Twangville
There’s a gritty, dirty style of music that owes much of it’s heritage to the central swath of America, whether it’s the dirt-under-the-fingernails blues from the cotton fields of Mississippi or the the soot-stained rock and roll that came out of the factories in Detroit and Cleveland. The ranches and oil fields of the plains of western Canada are just as inhospitable to the working man, and Albertan Matt Patershuk has tapped into that vein on his latest album, Same As I Ever Have Been.

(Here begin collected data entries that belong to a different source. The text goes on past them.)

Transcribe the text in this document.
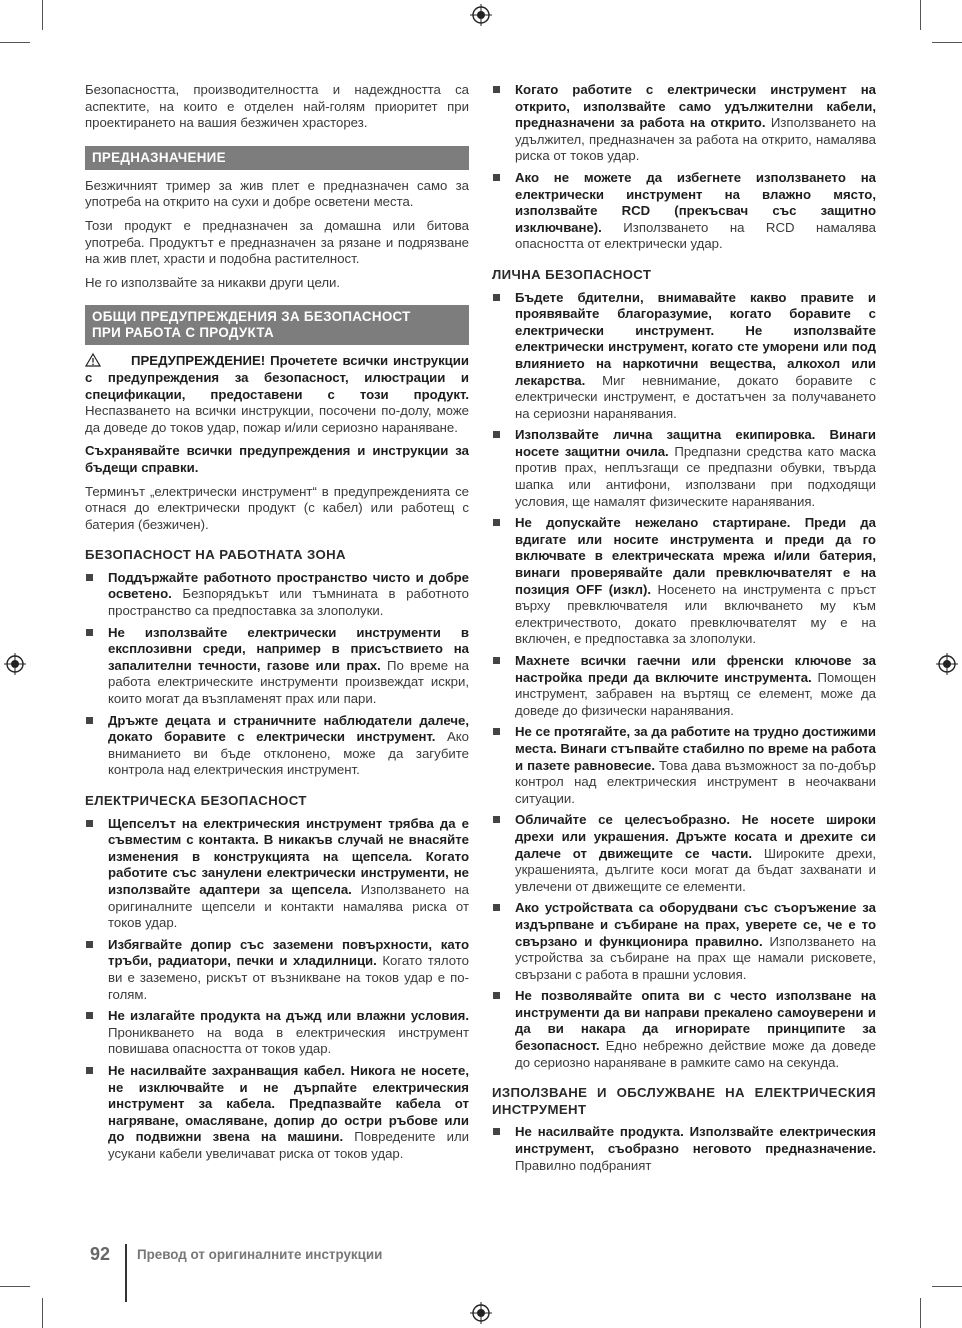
Безопасността, производителността и надеждността са аспектите, на които е отделен най-голям приоритет при проектирането на вашия безжичен храсторез.

ПРЕДНАЗНАЧЕНИЕ

Безжичният тример за жив плет е предназначен само за употреба на открито на сухи и добре осветени места.

Този продукт е предназначен за домашна или битова употреба. Продуктът е предназначен за рязане и подрязване на жив плет, храсти и подобна растителност.

Не го използвайте за никакви други цели.

ОБЩИ ПРЕДУПРЕЖДЕНИЯ ЗА БЕЗОПАСНОСТ
ПРИ РАБОТА С ПРОДУКТА

ПРЕДУПРЕЖДЕНИЕ! Прочетете всички инструкции с предупреждения за безопасност, илюстрации и спецификации, предоставени с този продукт. Неспазването на всички инструкции, посочени по-долу, може да доведе до токов удар, пожар и/или сериозно нараняване.

Съхранявайте всички предупреждения и инструкции за бъдещи справки.

Терминът „електрически инструмент“ в предупрежденията се отнася до електрически продукт (с кабел) или работещ с батерия (безжичен).

БЕЗОПАСНОСТ НА РАБОТНАТА ЗОНА
Поддържайте работното пространство чисто и добре осветено. Безпорядъкът или тъмнината в работното пространство са предпоставка за злополуки.
Не използвайте електрически инструменти в експлозивни среди, например в присъствието на запалителни течности, газове или прах. По време на работа електрическите инструменти произвеждат искри, които могат да възпламенят прах или пари.
Дръжте децата и страничните наблюдатели далече, докато боравите с електрически инструмент. Ако вниманието ви бъде отклонено, може да загубите контрола над електрическия инструмент.
ЕЛЕКТРИЧЕСКА БЕЗОПАСНОСТ
Щепселът на електрическия инструмент трябва да е съвместим с контакта. В никакъв случай не внасяйте изменения в конструкцията на щепсела. Когато работите със занулени електрически инструменти, не използвайте адаптери за щепсела. Използването на оригиналните щепсели и контакти намалява риска от токов удар.
Избягвайте допир със заземени повърхности, като тръби, радиатори, печки и хладилници. Когато тялото ви е заземено, рискът от възникване на токов удар е по-голям.
Не излагайте продукта на дъжд или влажни условия. Проникването на вода в електрическия инструмент повишава опасността от токов удар.
Не насилвайте захранващия кабел. Никога не носете, не изключвайте и не дърпайте електрическия инструмент за кабела. Предпазвайте кабела от нагряване, омасляване, допир до остри ръбове или до подвижни звена на машини. Повредените или усукани кабели увеличават риска от токов удар.
Когато работите с електрически инструмент на открито, използвайте само удължителни кабели, предназначени за работа на открито. Използването на удължител, предназначен за работа на открито, намалява риска от токов удар.
Ако не можете да избегнете използването на електрически инструмент на влажно място, използвайте RCD (прекъсвач със защитно изключване). Използването на RCD намалява опасността от електрически удар.
ЛИЧНА БЕЗОПАСНОСТ
Бъдете бдителни, внимавайте какво правите и проявявайте благоразумие, когато боравите с електрически инструмент. Не използвайте електрически инструмент, когато сте уморени или под влиянието на наркотични вещества, алкохол или лекарства. Миг невнимание, докато боравите с електрически инструмент, е достатъчен за получаването на сериозни наранявания.
Използвайте лична защитна екипировка. Винаги носете защитни очила. Предпазни средства като маска против прах, неплъзгащи се предпазни обувки, твърда шапка или антифони, използвани при подходящи условия, ще намалят физическите наранявания.
Не допускайте нежелано стартиране. Преди да вдигате или носите инструмента и преди да го включвате в електрическата мрежа и/или батерия, винаги проверявайте дали превключвателят е на позиция OFF (изкл). Носенето на инструмента с пръст върху превключвателя или включването му към електричеството, докато превключвателят му е на включен, е предпоставка за злополуки.
Махнете всички гаечни или френски ключове за настройка преди да включите инструмента. Помощен инструмент, забравен на въртящ се елемент, може да доведе до физически наранявания.
Не се протягайте, за да работите на трудно достижими места. Винаги стъпвайте стабилно по време на работа и пазете равновесие. Това дава възможност за по-добър контрол над електрическия инструмент в неочаквани ситуации.
Обличайте се целесъобразно. Не носете широки дрехи или украшения. Дръжте косата и дрехите си далече от движещите се части. Широките дрехи, украшенията, дългите коси могат да бъдат захванати и увлечени от движещите се елементи.
Ако устройствата са оборудвани със съоръжение за издърпване и събиране на прах, уверете се, че е то свързано и функционира правилно. Използването на устройства за събиране на прах ще намали рисковете, свързани с работа в прашни условия.
Не позволявайте опита ви с често използване на инструменти да ви направи прекалено самоуверени и да ви накара да игнорирате принципите за безопасност. Едно небрежно действие може да доведе до сериозно нараняване в рамките само на секунда.
ИЗПОЛЗВАНЕ И ОБСЛУЖВАНЕ НА ЕЛЕКТРИЧЕСКИЯ ИНСТРУМЕНТ
Не насилвайте продукта. Използвайте електрическия инструмент, съобразно неговото предназначение. Правилно подбраният
92 Превод от оригиналните инструкции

The CD starts with Sometimes You’ve Got To Do Bad Things To Do Good, an autobiographical-sounding tale of the hard choices that have to be made when a loved pet gets hit by car or a family member needs an “intervention”. A couple of songs later, Hot Knuckle Blues is the often told story of a blue collar worker who gives his all to the company and then just gets pushed aside. It doesn’t lay the responsibility on The Man like many a folk song would do, but instead just accepts what life hands out–a more prevalent attitude in many of the areas where I grew up. A little further down the set list is Atlas, where the man who holds up the world is portrayed as just another working stiff with not much to show for it but a wrecked back.
Several of the songs on the record lean more to the country side of things versus blues and roots. Memory And the First Law Of Thermodynamics is a ballad dedicated to Patershuk’s sister, killed by a drunk driver, and is undoubtedly the first folk song to use physics to explain how a person’s soul continues to provide inspiration to loved ones, “all of you floats about in the blue, you’re just less orderly.” Blank Pages And Lost Wages is a honky tonk shuffle about trying to make a living as a songwriter instead of having a “real job”. The title song is a fine country waltz.
The sub-title of Same As I Ever Have Been is Songs For Regretful Brutes and Sentimental Drunkards. That hints that all the raw emotion coming out of the songs could have turned this into a maudlin album. Instead, producer/guitarist Steve Dawson keeps your attention with tasty licks and guest vocalist Ana Egge’s angelic sound perfectly complements Patershuk’s gravelly delivery. The net result is one of the most fully rounded albums I’ve heard this year.